Apart from that, Mrs. Lincoln, how was the play?
“Blew me away.” Sorry, couldn’t resist
https://rescue.substack.com/p/a2520b80-bcd1-4905-a913-68f6f6809779
“This highly effective bait-and-switch began last March with a webpage, to which the FDA tweet linked, that conflates the two ivermectins. On one hand, the FDA tells of receiving “multiple reports of patients who have required medical attention” after taking the animal product. On the other, it describes the fate awaiting people who take large amounts of any ivermectin, ending a long list with “dizziness, ataxia, seizures, coma and even death.” The medical literature, nonetheless, shows ivermectin to be an extremely safe medicine.
So how big was the surge that FDA described as “multiple”? Four, an agency spokesperson said just after the page went up”
Pfizer & Moderna to generate over $90 BILLION in vaccine sales next year (Financial Times)
Pfizer is expected to move $54.5 billion worth of Covid vaccines and Moderna $38.7 billion, according to Airfinity data seen by the FT.
The Covid market is forecast to double in value to $124 billion in 2022.
According to the Washington Post, 3.5 billion doses of the Pfizer vaccine have been purchased already, with most of the finer details unfolding in secrecy with the pharma giant turning the screw on govts to boost profits.
Talk about a cash injection.
Subscribe to RT News t.me/rtnews
for a product that doesnt do what it purports to. Someone bring in Trading standards.
Typical bullying tactics. Surely unethical?
They’ve been empowered by the USA, UK and every other western Government which enthusiastically joined in the Scamdemic ….. and pushed experimental jabs.
Pfizer are leeches; they are doing what leeches do …… suck blood.
I’m unsure how shocking this is supposed to be.
Much of it looks like what any sensible business would do to protect itself during an induced worldwide panic.
Given that we’re now confident that the vaccines ‘help’ in a limited way, while ensuring that the vaccinated are subjected to an endless round of booster shots after their immune systems are gradually shut down, which bits of this news are actually a ‘bad’ thing for those involved?
Most of these governments could access much cheaper anit-Wuflu drugs tomorrow and tell Pfizer to stick the vaxes somewhere warm and dark. That they won’t is surely of more concern to the poor humans involved in this pharmaPonzi scheme.
Paracetamol helps in a limited way, Vitamin D helps in a limited way. I haven’t noticed that billions have been made and contracts that are basically extortion entered into, Whoever the idiots are who were negotiating the contracts with the Pharma companies they basically couldnt do a worse job.
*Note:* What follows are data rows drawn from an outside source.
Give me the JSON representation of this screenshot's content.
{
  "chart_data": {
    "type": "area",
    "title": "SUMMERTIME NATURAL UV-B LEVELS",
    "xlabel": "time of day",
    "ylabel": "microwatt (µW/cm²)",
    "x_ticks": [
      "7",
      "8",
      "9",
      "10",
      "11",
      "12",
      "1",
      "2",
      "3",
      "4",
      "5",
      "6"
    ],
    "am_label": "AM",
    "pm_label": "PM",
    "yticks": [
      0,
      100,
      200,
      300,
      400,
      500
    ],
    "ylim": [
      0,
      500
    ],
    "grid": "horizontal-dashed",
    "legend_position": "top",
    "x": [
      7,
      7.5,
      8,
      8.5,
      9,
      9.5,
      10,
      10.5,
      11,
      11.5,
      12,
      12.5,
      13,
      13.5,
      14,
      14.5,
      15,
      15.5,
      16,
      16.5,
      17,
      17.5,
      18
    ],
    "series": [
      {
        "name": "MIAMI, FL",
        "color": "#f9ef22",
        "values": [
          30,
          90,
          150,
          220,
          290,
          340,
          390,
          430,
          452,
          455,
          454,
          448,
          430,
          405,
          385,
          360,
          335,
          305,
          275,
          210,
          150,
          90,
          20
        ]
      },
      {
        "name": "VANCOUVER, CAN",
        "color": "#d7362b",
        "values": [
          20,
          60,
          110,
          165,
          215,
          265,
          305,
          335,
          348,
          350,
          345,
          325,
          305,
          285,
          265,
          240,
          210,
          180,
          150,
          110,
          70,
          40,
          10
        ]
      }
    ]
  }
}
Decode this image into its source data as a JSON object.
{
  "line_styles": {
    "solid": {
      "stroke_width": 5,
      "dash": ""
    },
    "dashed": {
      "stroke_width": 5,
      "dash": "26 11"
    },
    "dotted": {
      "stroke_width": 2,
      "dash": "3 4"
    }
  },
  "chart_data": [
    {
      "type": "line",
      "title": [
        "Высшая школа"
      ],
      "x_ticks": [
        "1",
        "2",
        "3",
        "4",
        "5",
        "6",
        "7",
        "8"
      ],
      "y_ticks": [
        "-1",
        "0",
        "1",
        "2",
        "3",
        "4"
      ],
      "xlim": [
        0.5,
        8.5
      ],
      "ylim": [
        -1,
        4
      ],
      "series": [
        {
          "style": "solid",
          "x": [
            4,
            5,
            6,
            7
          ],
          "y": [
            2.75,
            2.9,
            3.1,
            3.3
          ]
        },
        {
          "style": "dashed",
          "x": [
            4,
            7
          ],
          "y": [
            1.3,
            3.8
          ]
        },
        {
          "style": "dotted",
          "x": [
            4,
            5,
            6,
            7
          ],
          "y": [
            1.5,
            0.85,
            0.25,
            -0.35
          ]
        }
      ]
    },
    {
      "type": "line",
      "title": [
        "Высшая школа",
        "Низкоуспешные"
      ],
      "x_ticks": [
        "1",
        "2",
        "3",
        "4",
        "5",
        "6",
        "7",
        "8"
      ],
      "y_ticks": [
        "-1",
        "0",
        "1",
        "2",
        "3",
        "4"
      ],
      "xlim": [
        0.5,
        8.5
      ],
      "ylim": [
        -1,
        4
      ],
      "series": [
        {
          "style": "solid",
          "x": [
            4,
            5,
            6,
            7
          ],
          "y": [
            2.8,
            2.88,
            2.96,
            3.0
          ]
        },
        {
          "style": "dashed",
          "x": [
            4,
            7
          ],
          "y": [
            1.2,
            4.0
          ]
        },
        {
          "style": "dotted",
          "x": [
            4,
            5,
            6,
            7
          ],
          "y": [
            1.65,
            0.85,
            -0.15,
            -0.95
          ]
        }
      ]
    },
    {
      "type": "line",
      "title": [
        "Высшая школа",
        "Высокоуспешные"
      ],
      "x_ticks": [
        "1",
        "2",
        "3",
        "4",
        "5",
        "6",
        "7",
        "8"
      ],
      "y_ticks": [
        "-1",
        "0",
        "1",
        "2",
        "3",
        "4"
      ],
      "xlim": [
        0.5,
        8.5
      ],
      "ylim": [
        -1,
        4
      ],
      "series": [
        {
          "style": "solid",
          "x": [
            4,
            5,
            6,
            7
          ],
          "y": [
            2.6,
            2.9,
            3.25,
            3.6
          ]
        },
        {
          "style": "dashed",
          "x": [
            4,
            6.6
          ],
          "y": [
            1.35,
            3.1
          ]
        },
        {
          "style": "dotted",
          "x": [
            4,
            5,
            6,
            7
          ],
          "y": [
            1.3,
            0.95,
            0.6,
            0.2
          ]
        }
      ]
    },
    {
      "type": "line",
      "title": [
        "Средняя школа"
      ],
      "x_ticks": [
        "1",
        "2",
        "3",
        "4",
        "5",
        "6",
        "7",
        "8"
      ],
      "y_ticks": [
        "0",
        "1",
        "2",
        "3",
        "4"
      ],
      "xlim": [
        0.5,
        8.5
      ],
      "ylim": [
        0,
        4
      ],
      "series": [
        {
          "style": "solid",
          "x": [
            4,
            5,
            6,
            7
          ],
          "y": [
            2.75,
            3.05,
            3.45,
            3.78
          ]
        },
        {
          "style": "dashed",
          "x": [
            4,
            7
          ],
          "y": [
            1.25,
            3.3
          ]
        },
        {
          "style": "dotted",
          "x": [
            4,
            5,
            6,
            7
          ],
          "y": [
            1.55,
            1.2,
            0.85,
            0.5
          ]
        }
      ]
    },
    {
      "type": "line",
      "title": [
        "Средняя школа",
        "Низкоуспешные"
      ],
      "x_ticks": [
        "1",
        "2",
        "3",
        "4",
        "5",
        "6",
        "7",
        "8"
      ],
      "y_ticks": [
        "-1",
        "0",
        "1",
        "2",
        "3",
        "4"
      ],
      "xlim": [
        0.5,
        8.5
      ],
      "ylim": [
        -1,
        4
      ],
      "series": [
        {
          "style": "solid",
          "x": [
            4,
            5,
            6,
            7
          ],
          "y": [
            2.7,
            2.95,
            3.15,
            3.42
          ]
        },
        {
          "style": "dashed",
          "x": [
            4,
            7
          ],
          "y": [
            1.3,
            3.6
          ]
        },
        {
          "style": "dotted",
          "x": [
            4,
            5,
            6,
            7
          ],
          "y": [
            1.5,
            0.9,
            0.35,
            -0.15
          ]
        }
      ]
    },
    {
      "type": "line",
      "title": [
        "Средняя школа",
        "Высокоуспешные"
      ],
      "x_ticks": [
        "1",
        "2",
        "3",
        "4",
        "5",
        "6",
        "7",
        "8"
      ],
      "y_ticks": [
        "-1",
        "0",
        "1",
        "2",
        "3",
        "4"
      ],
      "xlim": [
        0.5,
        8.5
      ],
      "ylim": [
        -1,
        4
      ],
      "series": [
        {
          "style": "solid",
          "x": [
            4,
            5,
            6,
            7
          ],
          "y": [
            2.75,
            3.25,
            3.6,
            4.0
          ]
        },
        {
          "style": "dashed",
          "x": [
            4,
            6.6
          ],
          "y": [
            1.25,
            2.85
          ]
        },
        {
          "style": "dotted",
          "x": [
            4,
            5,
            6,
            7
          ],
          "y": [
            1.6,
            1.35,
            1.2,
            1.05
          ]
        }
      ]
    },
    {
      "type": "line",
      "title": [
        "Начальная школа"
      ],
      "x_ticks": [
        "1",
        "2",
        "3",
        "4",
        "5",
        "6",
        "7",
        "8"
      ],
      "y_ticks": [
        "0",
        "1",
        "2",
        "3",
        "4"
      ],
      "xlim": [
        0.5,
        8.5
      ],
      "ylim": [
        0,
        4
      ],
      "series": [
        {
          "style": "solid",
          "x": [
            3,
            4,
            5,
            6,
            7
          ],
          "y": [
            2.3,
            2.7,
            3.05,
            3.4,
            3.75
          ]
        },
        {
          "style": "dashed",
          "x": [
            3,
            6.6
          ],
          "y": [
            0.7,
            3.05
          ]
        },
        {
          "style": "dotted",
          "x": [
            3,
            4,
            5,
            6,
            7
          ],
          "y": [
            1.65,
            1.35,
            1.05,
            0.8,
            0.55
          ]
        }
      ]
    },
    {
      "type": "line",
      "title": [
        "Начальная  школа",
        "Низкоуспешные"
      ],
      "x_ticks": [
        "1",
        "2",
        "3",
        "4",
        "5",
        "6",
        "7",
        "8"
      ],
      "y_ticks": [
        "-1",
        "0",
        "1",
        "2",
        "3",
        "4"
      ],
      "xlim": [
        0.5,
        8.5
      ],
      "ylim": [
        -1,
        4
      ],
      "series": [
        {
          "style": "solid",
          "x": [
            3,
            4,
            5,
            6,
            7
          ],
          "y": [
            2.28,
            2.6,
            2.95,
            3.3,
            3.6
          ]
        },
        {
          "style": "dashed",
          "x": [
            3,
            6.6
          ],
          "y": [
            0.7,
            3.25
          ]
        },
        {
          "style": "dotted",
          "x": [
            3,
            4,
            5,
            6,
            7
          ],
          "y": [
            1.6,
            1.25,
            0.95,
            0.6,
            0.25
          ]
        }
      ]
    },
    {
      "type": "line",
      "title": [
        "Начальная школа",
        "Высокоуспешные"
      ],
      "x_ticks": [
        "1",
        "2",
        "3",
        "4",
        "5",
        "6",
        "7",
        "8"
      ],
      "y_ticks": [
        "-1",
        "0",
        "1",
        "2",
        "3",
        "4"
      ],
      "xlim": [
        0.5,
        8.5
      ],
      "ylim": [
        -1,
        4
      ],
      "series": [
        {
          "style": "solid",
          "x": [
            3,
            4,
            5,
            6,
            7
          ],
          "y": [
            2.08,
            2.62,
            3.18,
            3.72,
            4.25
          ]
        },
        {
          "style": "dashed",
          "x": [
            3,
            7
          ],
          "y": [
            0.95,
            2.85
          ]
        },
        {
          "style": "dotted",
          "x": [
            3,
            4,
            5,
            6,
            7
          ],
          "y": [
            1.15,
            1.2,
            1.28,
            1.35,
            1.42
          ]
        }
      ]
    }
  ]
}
Imagine
Government negotiator to car manufacturer.
Yes we would like you to make a driverless car, we need it quickly so don’t worry about safety testing, we will pay you to develop it, and we will hold you free of liability if it kills people, oh and here is a big fat check for billions as we want millions of the things regardless of their ability to actually move anywhere. Is that a deal?
I rest my case
Complete immunity for a product that does not do what it says on the tin but which has to date killed and injured more people than all vaccines combined in the past 15 years.
Laughing all the way to the Bank
The Biggest criminal & Fraud fine in Pharma History was paid by Pfizer of $2.3 BILLION.